For many years – in fact since I first laid eyes on them – I have loved the marble figures of “Spring In The Guise of Flora” and “Autumn In The Guise of Priapus” at the Metropolitan Museum of Art in Manhattan.
They are the work of Pietro Bernini (1562-1629), assisted by his more famous son, Gian Lorenzo Bernini (1598-1680), who was trained as a sculptor in his workshop.
Flora and Priapus were carved in 1616-17 and created for Cardinal Scipione Borghese as a commission for his Borghese Gardens in Rome. The statues remained there until 1898 when they were purchased by Luther Kountze, who exported them to the gardens of his house in Morristown, New Jersey. Kountze’s descendants later sold the property to the Roman Catholic Order of Saint Benedict, who established the Delbarton School (a boy’s secondary school) there in 1939. The Met acquired the statues from Delbarton in 1990.

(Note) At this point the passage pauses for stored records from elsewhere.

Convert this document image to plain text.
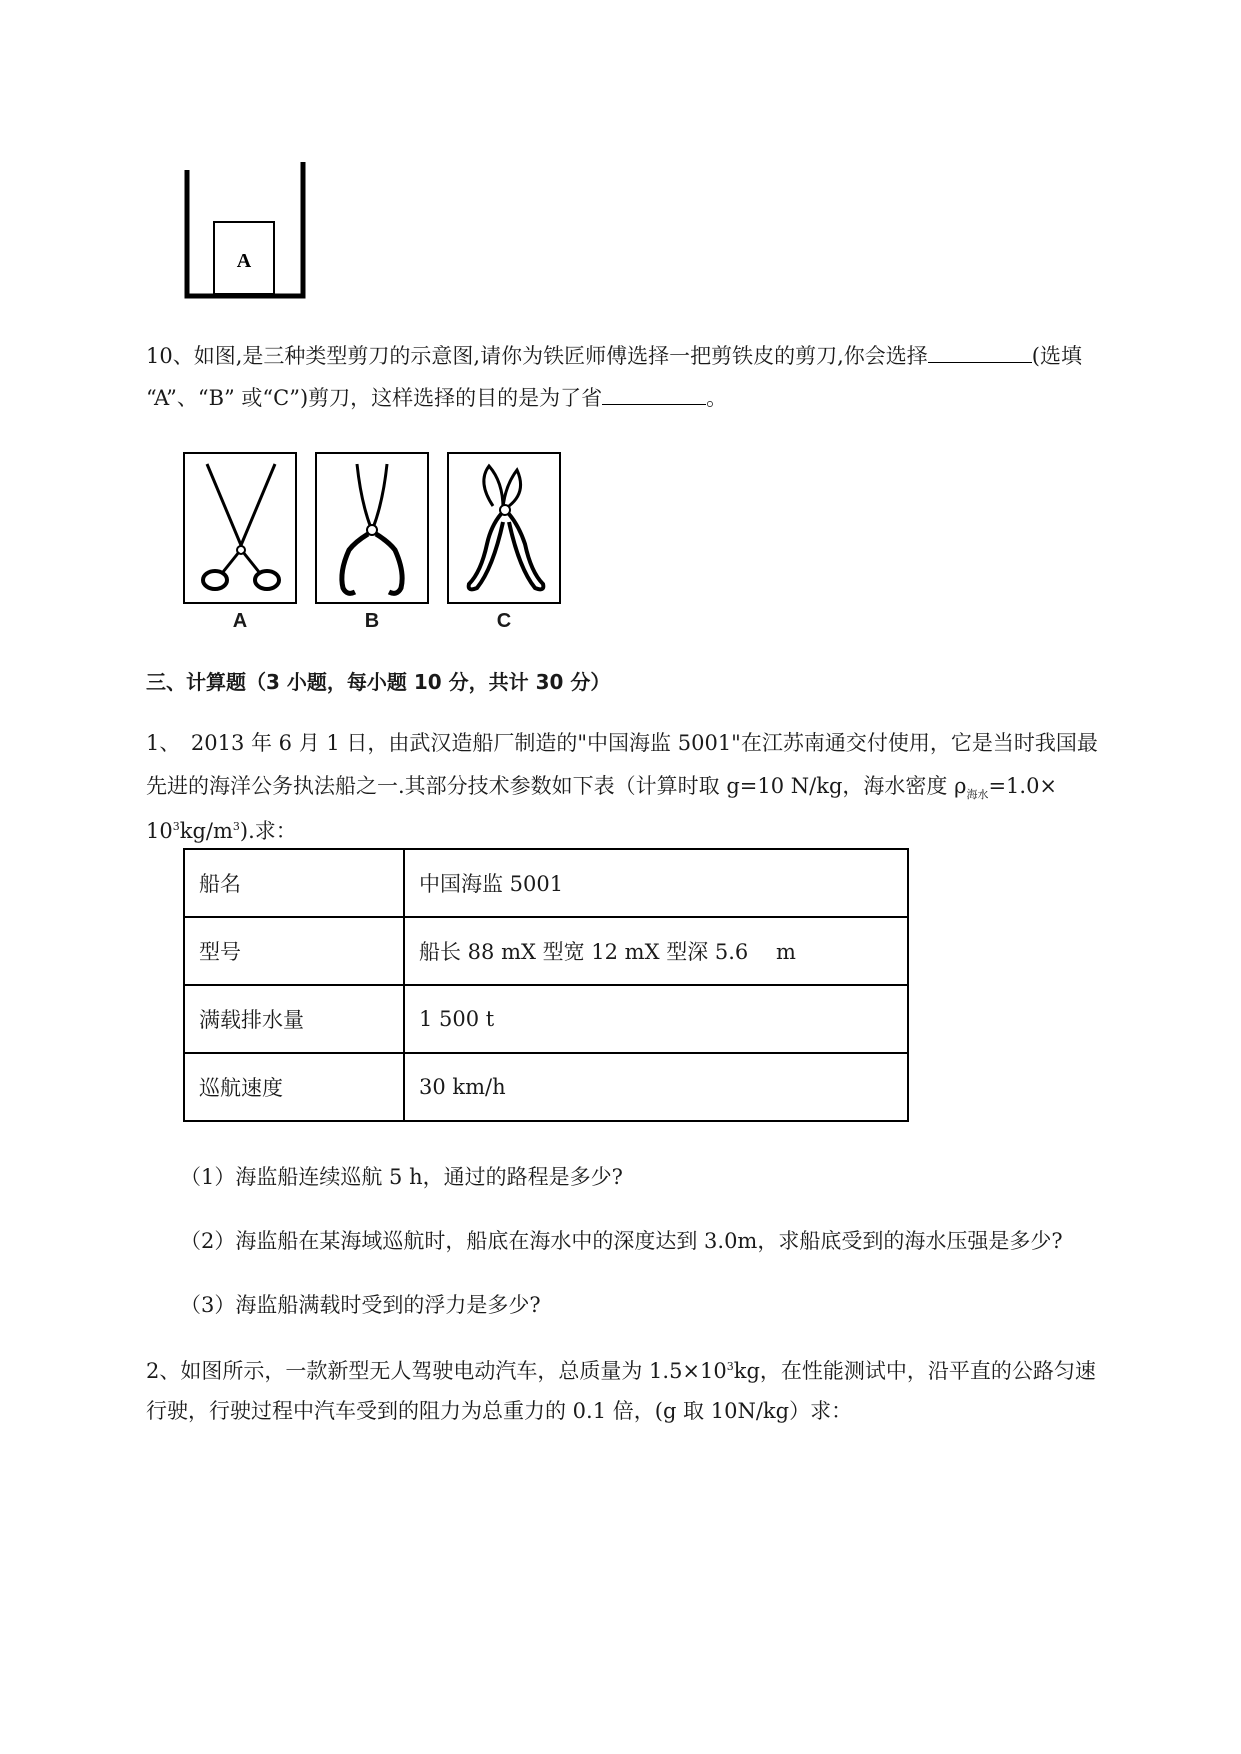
A
10、如图,是三种类型剪刀的示意图,请你为铁匠师傅选择一把剪铁皮的剪刀,你会选择	(选填
“A”、“B” 或“C”)剪刀，这样选择的目的是为了省	。
A	B	C
三、计算题（3 小题，每小题 10 分，共计 30 分）
1、　2013 年 6 月 1 日，由武汉造船厂制造的"中国海监 5001"在江苏南通交付使用，它是当时我国最
先进的海洋公务执法船之一.其部分技术参数如下表（计算时取 g=10 N/kg，海水密度 $\rho_{海水}=1.0\times$
$10^3kg/m^3$).求：
船名	中国海监 5001
型号	船长 88 mX 型宽 12 mX 型深 5.6　 m
满载排水量	1 500 t
巡航速度	30 km/h
（1）海监船连续巡航 5 h，通过的路程是多少?
（2）海监船在某海域巡航时，船底在海水中的深度达到 3.0m，求船底受到的海水压强是多少?
（3）海监船满载时受到的浮力是多少?
2、如图所示，一款新型无人驾驶电动汽车，总质量为 $1.5\times 10^3kg$，在性能测试中，沿平直的公路匀速
行驶，行驶过程中汽车受到的阻力为总重力的 0.1 倍，(g 取 10N/kg）求：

Flora is the Roman godess of flowers and, like Priapus, the son of Aphrodite who appears in both Greek and Roman mythology, a fertility figure.
“Each consisting of a half-body merging into a tapering pedestal, they originally stood in the gardens of the Villa Borghese in Rome, at the entrance to the cardinal's Vigna di Porta Pinciana. Appropriately laden with fruits and flowers, the Flora and Priapus, carved in an energetic, rustic fashion, symbolize the abundance of nature in spring and autumn.” (Source: Metropolitan Museum catalogue.)
Flora and Priapus are breathtakingly fresh and beautiful and have the unexpected quality of being vivid, fully-realized sketches in hard stone.